Улица грунтовая, с канавами по бокам. Зимой замёрзшими. Однажды скользалась по ним до самого садика. Чтоб лучше получалось, сняла пупырчатые калошки. В одном месте лёд стал потрескивать — топнула, и образовались веточки узором, со звуком хрустящего лёдика — сладкого леденца во рту. Всё треснутое кружево разглядела. А если второй раз ногой — что нарисуется? Подпрыгнула — и провалилась. Ледяная вода по ногам нырнула в валенки, те жадно её захлебнули-заглотили, и снизу враз защемило незнакомым мокрым холодом… Я тут же выбралась из канавы. Красные валеночки потеряли цвет и яркость, отяжелели и захлюпали, жалуясь с каждым шагом: хыть-хлып, хыть-хлып.
В садик быстро и виновато приплюхала. Нянечка сушила мои валенки на кухне у плиты. Когда все пошли гулять, я осталась в группе.

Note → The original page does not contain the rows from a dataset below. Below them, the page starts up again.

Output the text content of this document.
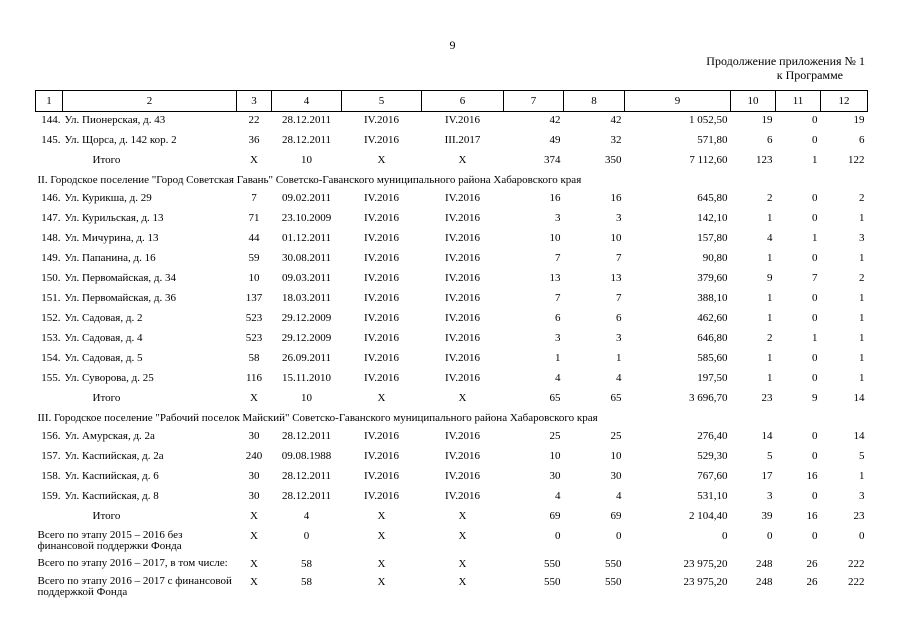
9
Продолжение приложения № 1
к Программе
1	2	3	4	5	6	7	8	9	10	11	12
144.	Ул. Пионерская, д. 43	22	28.12.2011	IV.2016	IV.2016	42	42	1 052,50	19	0	19
145.	Ул. Щорса, д. 142 кор. 2	36	28.12.2011	IV.2016	III.2017	49	32	571,80	6	0	6
	Итого	X	10	X	X	374	350	7 112,60	123	1	122
II. Городское поселение "Город Советская Гавань" Советско-Гаванского муниципального района Хабаровского края											
146.	Ул. Курикша, д. 29	7	09.02.2011	IV.2016	IV.2016	16	16	645,80	2	0	2
147.	Ул. Курильская, д. 13	71	23.10.2009	IV.2016	IV.2016	3	3	142,10	1	0	1
148.	Ул. Мичурина, д. 13	44	01.12.2011	IV.2016	IV.2016	10	10	157,80	4	1	3
149.	Ул. Папанина, д. 16	59	30.08.2011	IV.2016	IV.2016	7	7	90,80	1	0	1
150.	Ул. Первомайская, д. 34	10	09.03.2011	IV.2016	IV.2016	13	13	379,60	9	7	2
151.	Ул. Первомайская, д. 36	137	18.03.2011	IV.2016	IV.2016	7	7	388,10	1	0	1
152.	Ул. Садовая, д. 2	523	29.12.2009	IV.2016	IV.2016	6	6	462,60	1	0	1
153.	Ул. Садовая, д. 4	523	29.12.2009	IV.2016	IV.2016	3	3	646,80	2	1	1
154.	Ул. Садовая, д. 5	58	26.09.2011	IV.2016	IV.2016	1	1	585,60	1	0	1
155.	Ул. Суворова, д. 25	116	15.11.2010	IV.2016	IV.2016	4	4	197,50	1	0	1
	Итого	X	10	X	X	65	65	3 696,70	23	9	14
III. Городское поселение "Рабочий поселок Майский" Советско-Гаванского муниципального района Хабаровского края											
156.	Ул. Амурская, д. 2а	30	28.12.2011	IV.2016	IV.2016	25	25	276,40	14	0	14
157.	Ул. Каспийская, д. 2а	240	09.08.1988	IV.2016	IV.2016	10	10	529,30	5	0	5
158.	Ул. Каспийская, д. 6	30	28.12.2011	IV.2016	IV.2016	30	30	767,60	17	16	1
159.	Ул. Каспийская, д. 8	30	28.12.2011	IV.2016	IV.2016	4	4	531,10	3	0	3
	Итого	X	4	X	X	69	69	2 104,40	39	16	23
Всего по этапу 2015 – 2016 без финансовой поддержки Фонда		X	0	X	X	0	0	0	0	0	0
Всего по этапу 2016 – 2017, в том числе:		X	58	X	X	550	550	23 975,20	248	26	222
Всего по этапу 2016 – 2017 с финансовой поддержкой Фонда		X	58	X	X	550	550	23 975,20	248	26	222
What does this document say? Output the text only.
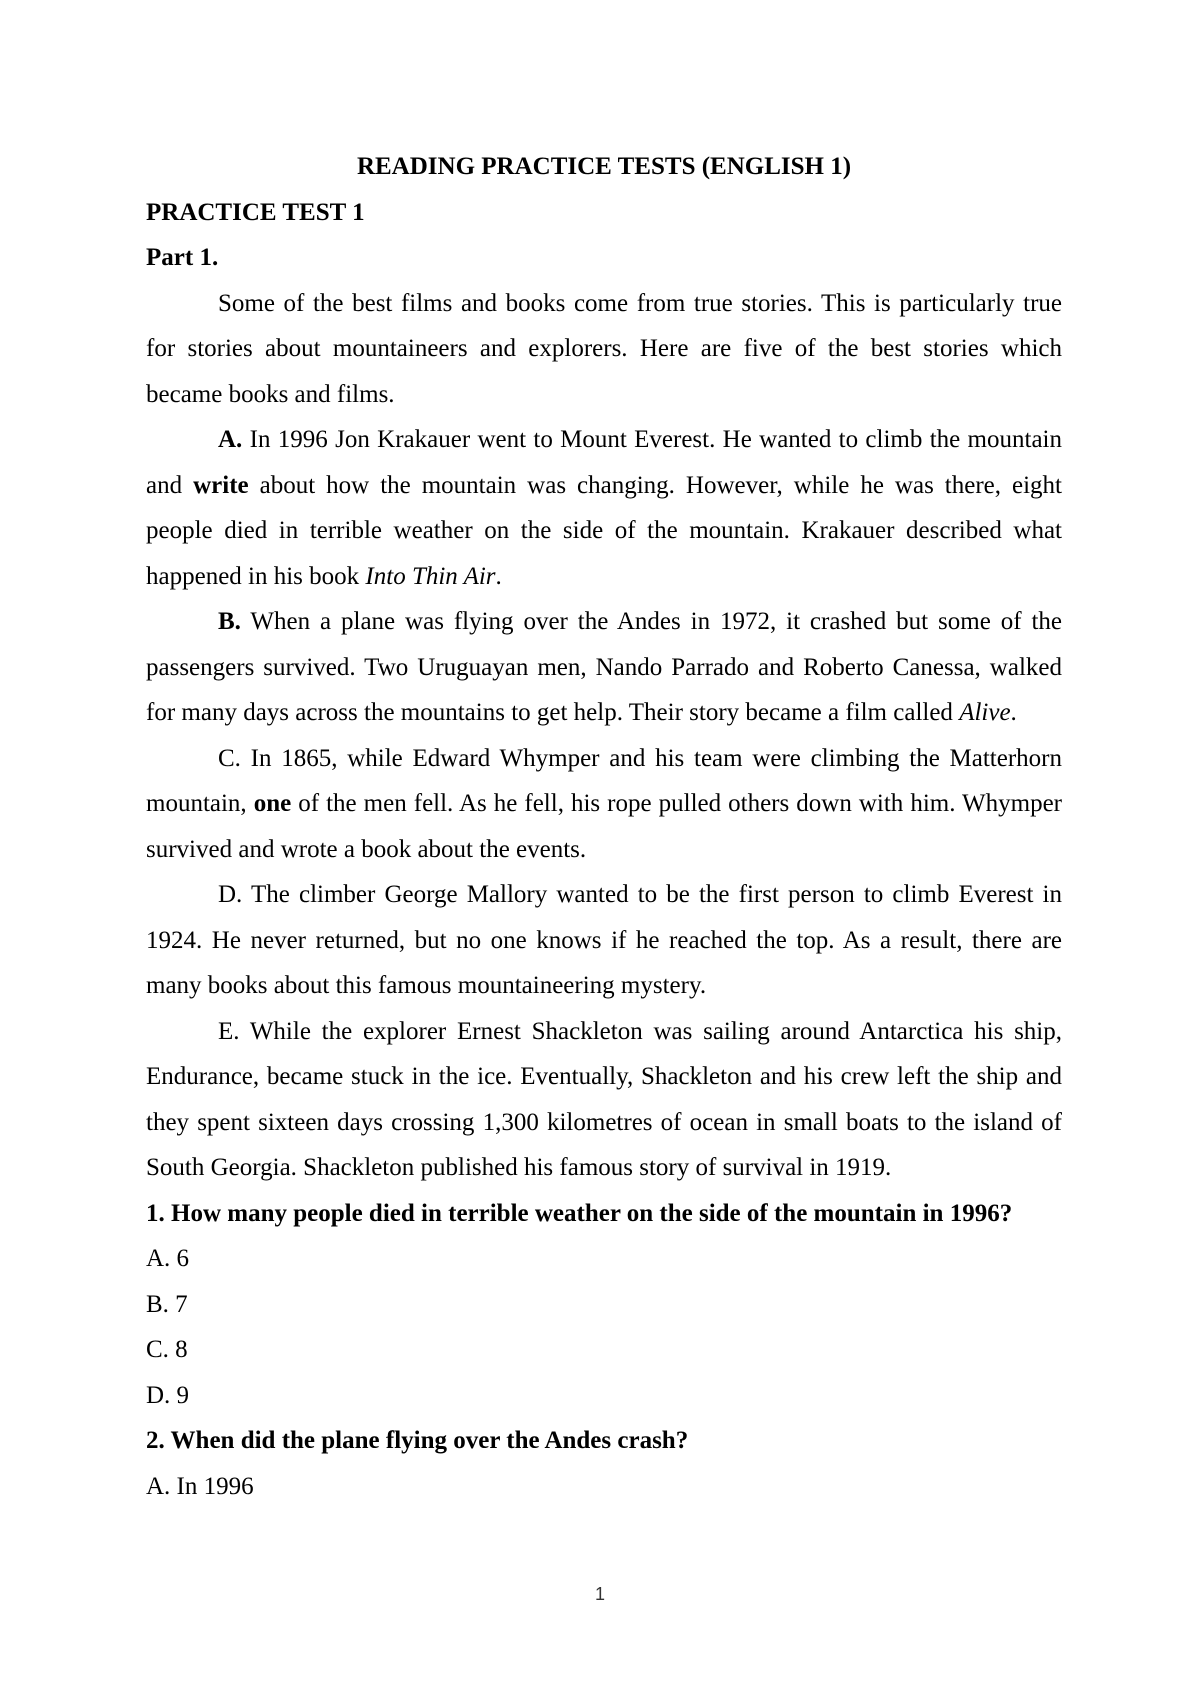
READING PRACTICE TESTS (ENGLISH 1)

PRACTICE TEST 1

Part 1.

Some of the best films and books come from true stories. This is particularly true for stories about mountaineers and explorers. Here are five of the best stories which became books and films.

A. In 1996 Jon Krakauer went to Mount Everest. He wanted to climb the mountain and write about how the mountain was changing. However, while he was there, eight people died in terrible weather on the side of the mountain. Krakauer described what happened in his book Into Thin Air.

B. When a plane was flying over the Andes in 1972, it crashed but some of the passengers survived. Two Uruguayan men, Nando Parrado and Roberto Canessa, walked for many days across the mountains to get help. Their story became a film called Alive.

C. In 1865, while Edward Whymper and his team were climbing the Matterhorn mountain, one of the men fell. As he fell, his rope pulled others down with him. Whymper survived and wrote a book about the events.

D. The climber George Mallory wanted to be the first person to climb Everest in 1924. He never returned, but no one knows if he reached the top. As a result, there are many books about this famous mountaineering mystery.

E. While the explorer Ernest Shackleton was sailing around Antarctica his ship, Endurance, became stuck in the ice. Eventually, Shackleton and his crew left the ship and they spent sixteen days crossing 1,300 kilometres of ocean in small boats to the island of South Georgia. Shackleton published his famous story of survival in 1919.

1. How many people died in terrible weather on the side of the mountain in 1996?

A. 6

B. 7

C. 8

D. 9

2. When did the plane flying over the Andes crash?

A. In 1996

1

В тот вечер на ужин давали самую противную кашу — молочную рисовую. Сверху плавали жёлтые пятна и маслянисто смотрели на меня. Я старалась, отгребала жирное, набирала полный рот, но проглотить не могла, перед носом белела ещё полная тарелка — зачем так много? — воняло кашиным тёплым запахом, выступали слёзы, и — б-э… изо рта в тарелку вываливалось всё назад…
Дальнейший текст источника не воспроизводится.